The basic format is:

{
    "success" : Boolean,
    "summary_obj" : {
        "partial_exception_list" : [A list of up to 20 values that violate the expectation]
        "exception_count" : The total count of exceptions in the column
        "exception_percent" : The overall percent of exceptions
        "exception_percent_nonmissing" : The percent of exceptions, excluding mising values from the denominator
    }
}

Note: when exception values are duplicated, exception_list will contain multiple copies of the value.

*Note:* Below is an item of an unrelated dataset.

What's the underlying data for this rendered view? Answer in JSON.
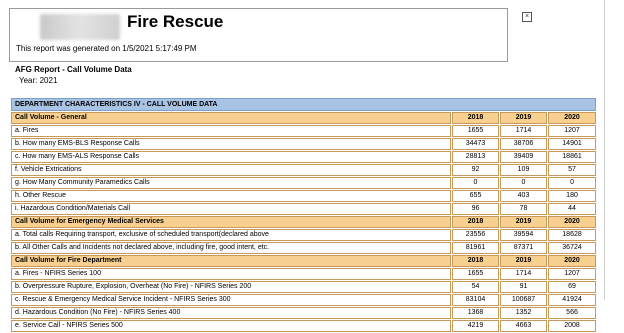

[1,2,2,3,3,3,None,None,None,None]

expect_column_values_to_be_unique

{
    "success" : Boolean,
    "summary_obj" : {
        "exception_list" : [2,2,3,3,3]
        "exception_index_list" : [1,2,3,4,5]
        "exception_count" : 5,
        "exception_percent" : 0.5,
        "exception_percent_nonmissing" : 0.8333333,
    }
}

column_aggregate_expectations compute a single value for the column and put it into true_value.

Format:

{
    "success" : Boolean,
    "true_value" : Depends
}

For example:

expect_table_row_count_to_be_between

{
    "success" : true,
    "true_value" : 7
}


expect_column_stdev_to_be_between
{
    "success" : false
    "true_value" : 3.04
}

expect_column_most_common_value_to_be
{
    "success" : ...
    "true_value" : ...
}

Behavior for SUMMARY result objects

SUMMARY provides a summary_obj with values usef of common exception values. For column_map_expectations, the standard format is:

{
    'success': False,
    'summary_obj': {
        'element_count': 36,
        'exception_count': 6,
        'exception_percent': 0.16666666666666666,
        'exception_percent_nonmissing': 0.16666666666666666,
        'missing_count': 0,
        'missing_percent': 0.0,
        'partial_exception_counts': {'A': 1, 'E': 5},
        'partial_exception_index_list': [0, 10, 11, 12, 13, 14],
        'partial_exception_list': ['A', 'E', 'E', 'E', 'E', 'E']
    }
}

For column_aggregate_expectations, SUMMARY output is the same as BASIC output, plus a summary_obj.

{
    'success': False,
    'true_value': 3.04,
    'summary_obj': {
        'element_count': 77,
        'missing_count': 7,
        'missing_percent': 0.1,
    }
}

Quick reference

Expectation result fields BASIC SUMMARY COMPLETE
success (boolean) Included for all 3 output_formats
       
expectation_type (string) Included if and only if include_config=True
expectation_kwargs (dict) Included if and only if include_config=True
raised_exception (boolean) Included if and only if catch_exceptions=True
exception_traceback (string or None) Included if and only if catch_exceptions=True
meta (dict) Included if and only if meta=True
true_value (depends) Included for all column_aggregate_expectations
       
exception_index_list (list) no no yes
exception_list (list) no no yes
summary_obj (dict) yes yes no
Fields within summary_obj BASIC SUMMARY
partial_exception_list yes* yes*
partial_exception_index_list no yes*
exception_count yes* yes*
exception_percent yes* yes*
exception_percent_nonmissing yes* yes*
element_count no yes
missing_count no yes
missing_percent no yes
partial_exception_counts no yes*
Other… Defined on a case by case basis.

yes* : These variables are only defined for column_map_expectations.